La marée humaine qui a pris d’assaut les rues du pays la nuit du 25 juillet, bravant le couvre-feu et enfreignant les mesures sanitaires pour exprimer sa joie et son adhésion totale aux mesures prises par le Chef de l’Etat, attend des actes concrets qui rassurent que le pays est déjà engagé sur la voie du changement.
De leur côté, la communauté internationale, les pays frères et amis, qui prennent en compte la colère des Tunisiens, souhaitent le rétablissement le plus tôt possible de l’Etat de droit et le retour au fonctionnement normal des institutions.
Pour sa part, le parti Ennahdha et ses satellites, qui cherchent à sortir la tête de l’eau, ne cessent de crier au coup d’Etat et appellent à la rescousse partisans, acteurs de la société civile et ONG internationales pour reprendre les rênes du pouvoir législatif et exécutif.
Chacun a donc des attentes ou des revendications. Et le délai de trente jours fixé par le Président, conformément à l’article 80 de la Constitution, est visiblement trop court pour engager les réformes souhaitées ou pour déclencher une nouvelle dynamique politique ou sociale.
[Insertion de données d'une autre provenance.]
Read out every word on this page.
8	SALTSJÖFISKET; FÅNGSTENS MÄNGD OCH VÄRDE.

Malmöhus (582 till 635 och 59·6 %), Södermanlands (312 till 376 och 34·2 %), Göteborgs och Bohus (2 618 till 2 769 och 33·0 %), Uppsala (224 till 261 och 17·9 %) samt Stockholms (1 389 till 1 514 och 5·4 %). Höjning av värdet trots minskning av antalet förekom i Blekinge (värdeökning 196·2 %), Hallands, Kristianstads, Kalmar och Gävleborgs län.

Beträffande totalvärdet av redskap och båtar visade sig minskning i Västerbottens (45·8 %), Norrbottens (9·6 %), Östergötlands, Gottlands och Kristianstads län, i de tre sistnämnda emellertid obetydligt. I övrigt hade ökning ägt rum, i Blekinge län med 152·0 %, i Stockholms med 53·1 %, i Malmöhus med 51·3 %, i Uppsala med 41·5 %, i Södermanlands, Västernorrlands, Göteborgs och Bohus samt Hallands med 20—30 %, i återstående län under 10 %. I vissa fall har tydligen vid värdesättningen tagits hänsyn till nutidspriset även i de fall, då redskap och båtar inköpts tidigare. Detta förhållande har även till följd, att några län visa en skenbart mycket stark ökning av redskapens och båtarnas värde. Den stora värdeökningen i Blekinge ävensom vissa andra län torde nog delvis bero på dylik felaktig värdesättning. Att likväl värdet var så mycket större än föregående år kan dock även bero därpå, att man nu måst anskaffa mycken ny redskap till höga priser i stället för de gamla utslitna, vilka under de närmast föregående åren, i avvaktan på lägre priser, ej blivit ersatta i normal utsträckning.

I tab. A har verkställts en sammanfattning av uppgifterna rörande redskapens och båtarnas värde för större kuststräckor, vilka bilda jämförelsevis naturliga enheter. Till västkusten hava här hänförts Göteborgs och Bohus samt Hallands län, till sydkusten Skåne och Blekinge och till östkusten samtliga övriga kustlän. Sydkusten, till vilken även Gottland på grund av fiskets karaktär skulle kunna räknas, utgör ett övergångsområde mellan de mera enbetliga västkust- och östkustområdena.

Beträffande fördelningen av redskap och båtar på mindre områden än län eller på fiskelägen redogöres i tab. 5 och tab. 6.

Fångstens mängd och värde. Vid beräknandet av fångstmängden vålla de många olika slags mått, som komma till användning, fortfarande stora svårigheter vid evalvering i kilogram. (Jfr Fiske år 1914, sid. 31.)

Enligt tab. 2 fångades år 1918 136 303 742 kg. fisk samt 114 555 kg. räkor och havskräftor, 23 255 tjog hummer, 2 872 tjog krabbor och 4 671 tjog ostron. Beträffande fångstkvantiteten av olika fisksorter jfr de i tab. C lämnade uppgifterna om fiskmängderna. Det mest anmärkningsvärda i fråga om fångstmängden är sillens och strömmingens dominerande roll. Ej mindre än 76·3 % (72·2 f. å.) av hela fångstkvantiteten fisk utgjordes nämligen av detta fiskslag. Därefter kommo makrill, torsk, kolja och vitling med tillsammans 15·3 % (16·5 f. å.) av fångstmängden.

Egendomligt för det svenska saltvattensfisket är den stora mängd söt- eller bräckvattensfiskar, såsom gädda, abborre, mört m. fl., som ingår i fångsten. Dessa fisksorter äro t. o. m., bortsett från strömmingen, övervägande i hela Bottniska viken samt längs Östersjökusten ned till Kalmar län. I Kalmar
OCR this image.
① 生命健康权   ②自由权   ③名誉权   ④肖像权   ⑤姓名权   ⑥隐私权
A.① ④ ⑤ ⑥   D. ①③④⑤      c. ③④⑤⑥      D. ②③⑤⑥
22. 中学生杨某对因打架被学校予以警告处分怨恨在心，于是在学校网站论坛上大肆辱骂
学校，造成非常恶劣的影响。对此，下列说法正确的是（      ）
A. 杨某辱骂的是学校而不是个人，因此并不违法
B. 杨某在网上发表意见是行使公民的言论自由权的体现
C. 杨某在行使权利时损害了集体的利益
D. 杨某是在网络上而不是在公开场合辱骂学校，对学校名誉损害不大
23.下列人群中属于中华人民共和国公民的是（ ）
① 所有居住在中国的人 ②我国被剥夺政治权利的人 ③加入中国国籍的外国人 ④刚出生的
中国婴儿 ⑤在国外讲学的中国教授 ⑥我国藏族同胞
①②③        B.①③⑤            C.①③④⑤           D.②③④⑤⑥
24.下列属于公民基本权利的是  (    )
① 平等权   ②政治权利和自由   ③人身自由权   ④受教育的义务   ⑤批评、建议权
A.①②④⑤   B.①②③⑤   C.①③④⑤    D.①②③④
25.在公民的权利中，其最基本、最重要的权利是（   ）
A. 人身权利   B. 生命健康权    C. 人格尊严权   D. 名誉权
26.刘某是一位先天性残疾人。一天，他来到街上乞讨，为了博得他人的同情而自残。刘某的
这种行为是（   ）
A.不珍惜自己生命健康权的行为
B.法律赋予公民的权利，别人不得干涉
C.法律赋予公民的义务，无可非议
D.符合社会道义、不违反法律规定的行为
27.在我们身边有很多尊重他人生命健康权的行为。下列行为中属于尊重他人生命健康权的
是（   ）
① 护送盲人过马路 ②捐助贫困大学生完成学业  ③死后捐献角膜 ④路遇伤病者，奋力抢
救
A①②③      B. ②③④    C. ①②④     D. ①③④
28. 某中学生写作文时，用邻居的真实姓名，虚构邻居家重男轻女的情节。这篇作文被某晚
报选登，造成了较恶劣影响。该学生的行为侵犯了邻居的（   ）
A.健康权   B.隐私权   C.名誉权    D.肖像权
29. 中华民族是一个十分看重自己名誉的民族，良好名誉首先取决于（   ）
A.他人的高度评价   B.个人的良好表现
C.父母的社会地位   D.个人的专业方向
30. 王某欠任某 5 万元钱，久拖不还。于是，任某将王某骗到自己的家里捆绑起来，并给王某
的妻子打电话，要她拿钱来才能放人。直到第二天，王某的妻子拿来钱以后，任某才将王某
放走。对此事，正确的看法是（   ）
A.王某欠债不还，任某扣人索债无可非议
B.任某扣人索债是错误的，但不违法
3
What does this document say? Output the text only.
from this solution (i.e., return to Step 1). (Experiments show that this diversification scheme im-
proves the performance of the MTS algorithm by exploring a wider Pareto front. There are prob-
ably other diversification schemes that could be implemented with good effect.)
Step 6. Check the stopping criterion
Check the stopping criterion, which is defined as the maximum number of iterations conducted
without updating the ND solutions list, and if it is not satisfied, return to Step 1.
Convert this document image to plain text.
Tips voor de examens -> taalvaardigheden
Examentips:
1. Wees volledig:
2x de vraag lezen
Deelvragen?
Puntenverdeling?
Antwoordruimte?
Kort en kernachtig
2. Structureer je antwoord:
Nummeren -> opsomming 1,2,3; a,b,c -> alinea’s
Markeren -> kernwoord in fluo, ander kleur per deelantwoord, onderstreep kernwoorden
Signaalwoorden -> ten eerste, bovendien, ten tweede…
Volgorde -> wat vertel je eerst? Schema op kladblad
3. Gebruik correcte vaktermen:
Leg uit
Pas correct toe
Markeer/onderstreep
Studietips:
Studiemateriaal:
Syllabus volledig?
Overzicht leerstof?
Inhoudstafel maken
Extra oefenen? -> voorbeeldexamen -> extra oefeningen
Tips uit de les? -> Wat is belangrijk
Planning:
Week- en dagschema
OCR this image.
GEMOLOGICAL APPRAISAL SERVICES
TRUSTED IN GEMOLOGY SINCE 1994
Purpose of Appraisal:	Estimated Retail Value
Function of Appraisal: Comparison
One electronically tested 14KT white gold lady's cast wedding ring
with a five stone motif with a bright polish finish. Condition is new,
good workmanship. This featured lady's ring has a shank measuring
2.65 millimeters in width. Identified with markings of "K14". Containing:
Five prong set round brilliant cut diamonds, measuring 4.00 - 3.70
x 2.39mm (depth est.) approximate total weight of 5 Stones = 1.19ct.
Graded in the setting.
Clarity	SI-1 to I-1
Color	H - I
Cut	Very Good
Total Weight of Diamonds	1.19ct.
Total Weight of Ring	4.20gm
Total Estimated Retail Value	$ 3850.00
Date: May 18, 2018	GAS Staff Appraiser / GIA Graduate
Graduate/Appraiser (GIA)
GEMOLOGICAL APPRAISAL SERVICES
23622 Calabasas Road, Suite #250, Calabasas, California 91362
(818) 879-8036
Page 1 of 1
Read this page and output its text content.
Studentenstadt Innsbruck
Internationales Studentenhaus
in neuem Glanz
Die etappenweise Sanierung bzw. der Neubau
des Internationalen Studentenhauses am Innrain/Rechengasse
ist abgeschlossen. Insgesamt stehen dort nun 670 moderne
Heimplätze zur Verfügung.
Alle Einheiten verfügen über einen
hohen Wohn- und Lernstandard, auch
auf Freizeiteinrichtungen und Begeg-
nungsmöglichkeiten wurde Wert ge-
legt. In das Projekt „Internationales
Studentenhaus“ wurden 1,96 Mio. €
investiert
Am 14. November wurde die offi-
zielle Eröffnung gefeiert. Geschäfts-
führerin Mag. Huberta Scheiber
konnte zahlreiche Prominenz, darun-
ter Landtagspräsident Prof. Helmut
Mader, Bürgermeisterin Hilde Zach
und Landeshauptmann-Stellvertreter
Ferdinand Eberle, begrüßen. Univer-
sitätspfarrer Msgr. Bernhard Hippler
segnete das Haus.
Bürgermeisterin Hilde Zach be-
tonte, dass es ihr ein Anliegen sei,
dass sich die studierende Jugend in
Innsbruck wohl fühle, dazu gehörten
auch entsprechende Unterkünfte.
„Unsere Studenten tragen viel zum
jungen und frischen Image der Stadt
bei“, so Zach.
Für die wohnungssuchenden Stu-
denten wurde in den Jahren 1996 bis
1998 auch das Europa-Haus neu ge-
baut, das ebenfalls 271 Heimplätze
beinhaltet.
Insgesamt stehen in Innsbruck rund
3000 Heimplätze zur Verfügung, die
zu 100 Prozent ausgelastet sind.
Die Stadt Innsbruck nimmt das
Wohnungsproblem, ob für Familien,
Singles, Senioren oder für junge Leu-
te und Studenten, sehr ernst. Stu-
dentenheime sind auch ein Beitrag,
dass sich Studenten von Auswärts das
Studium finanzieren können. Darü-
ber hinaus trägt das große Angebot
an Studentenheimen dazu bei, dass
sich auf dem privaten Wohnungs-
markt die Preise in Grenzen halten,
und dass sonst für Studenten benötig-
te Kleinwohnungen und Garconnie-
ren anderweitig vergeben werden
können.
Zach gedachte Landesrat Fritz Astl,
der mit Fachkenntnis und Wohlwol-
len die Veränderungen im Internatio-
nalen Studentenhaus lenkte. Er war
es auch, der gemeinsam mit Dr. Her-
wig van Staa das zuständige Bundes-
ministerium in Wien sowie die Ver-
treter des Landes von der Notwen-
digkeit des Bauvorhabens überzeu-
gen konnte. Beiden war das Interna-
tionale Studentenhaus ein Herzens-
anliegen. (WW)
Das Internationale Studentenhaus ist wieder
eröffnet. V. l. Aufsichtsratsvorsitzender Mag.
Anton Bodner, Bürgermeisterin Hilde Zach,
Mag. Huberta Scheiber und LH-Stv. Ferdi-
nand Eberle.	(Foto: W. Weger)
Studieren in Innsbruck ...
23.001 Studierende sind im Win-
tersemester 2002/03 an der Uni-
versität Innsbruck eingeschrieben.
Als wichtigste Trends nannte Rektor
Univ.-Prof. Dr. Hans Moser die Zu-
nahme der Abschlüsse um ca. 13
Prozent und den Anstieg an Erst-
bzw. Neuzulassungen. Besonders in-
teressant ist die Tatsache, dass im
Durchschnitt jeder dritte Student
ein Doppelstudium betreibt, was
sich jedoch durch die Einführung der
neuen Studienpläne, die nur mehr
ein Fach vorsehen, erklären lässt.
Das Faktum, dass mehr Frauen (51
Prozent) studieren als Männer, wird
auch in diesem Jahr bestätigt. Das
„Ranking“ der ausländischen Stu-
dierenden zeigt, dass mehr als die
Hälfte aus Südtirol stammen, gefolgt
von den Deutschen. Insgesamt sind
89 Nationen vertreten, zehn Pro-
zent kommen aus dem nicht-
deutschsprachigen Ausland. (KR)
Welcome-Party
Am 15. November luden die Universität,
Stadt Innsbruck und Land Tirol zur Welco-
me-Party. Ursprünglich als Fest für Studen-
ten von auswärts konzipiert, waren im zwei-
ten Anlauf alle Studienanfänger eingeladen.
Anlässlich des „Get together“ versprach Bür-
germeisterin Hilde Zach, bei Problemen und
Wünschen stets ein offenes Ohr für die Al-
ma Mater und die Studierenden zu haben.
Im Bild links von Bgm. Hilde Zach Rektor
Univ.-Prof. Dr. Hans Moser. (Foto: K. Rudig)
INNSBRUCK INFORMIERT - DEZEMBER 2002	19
Pourtant, la pression de la rue est toujours de mise. Les citoyens s’interrogent sur le nom du nouveau locataire de la Kasbah et ceux des nouveaux membres du gouvernement. Ils veulent connaître la liste des personnes interdites de voyage, des affaires instruites en justice. Ils veulent être rassurés sur le paiement des salaires et des pensions. Ils attendent des annonces qui soulageraient leurs souffrances telles que la baisse des prix des produits de base. Ce sont des citoyens impatients car on leur a tout pris durant ces dix dernières années : leur dignité, leurs rêves, leurs espoirs, leurs joies. C’est pourquoi ils veulent rompre avec cette vie qui fut une longue souffrance qui ne finissait jamais ponctuée de douleur, de désespoir, d’humiliation.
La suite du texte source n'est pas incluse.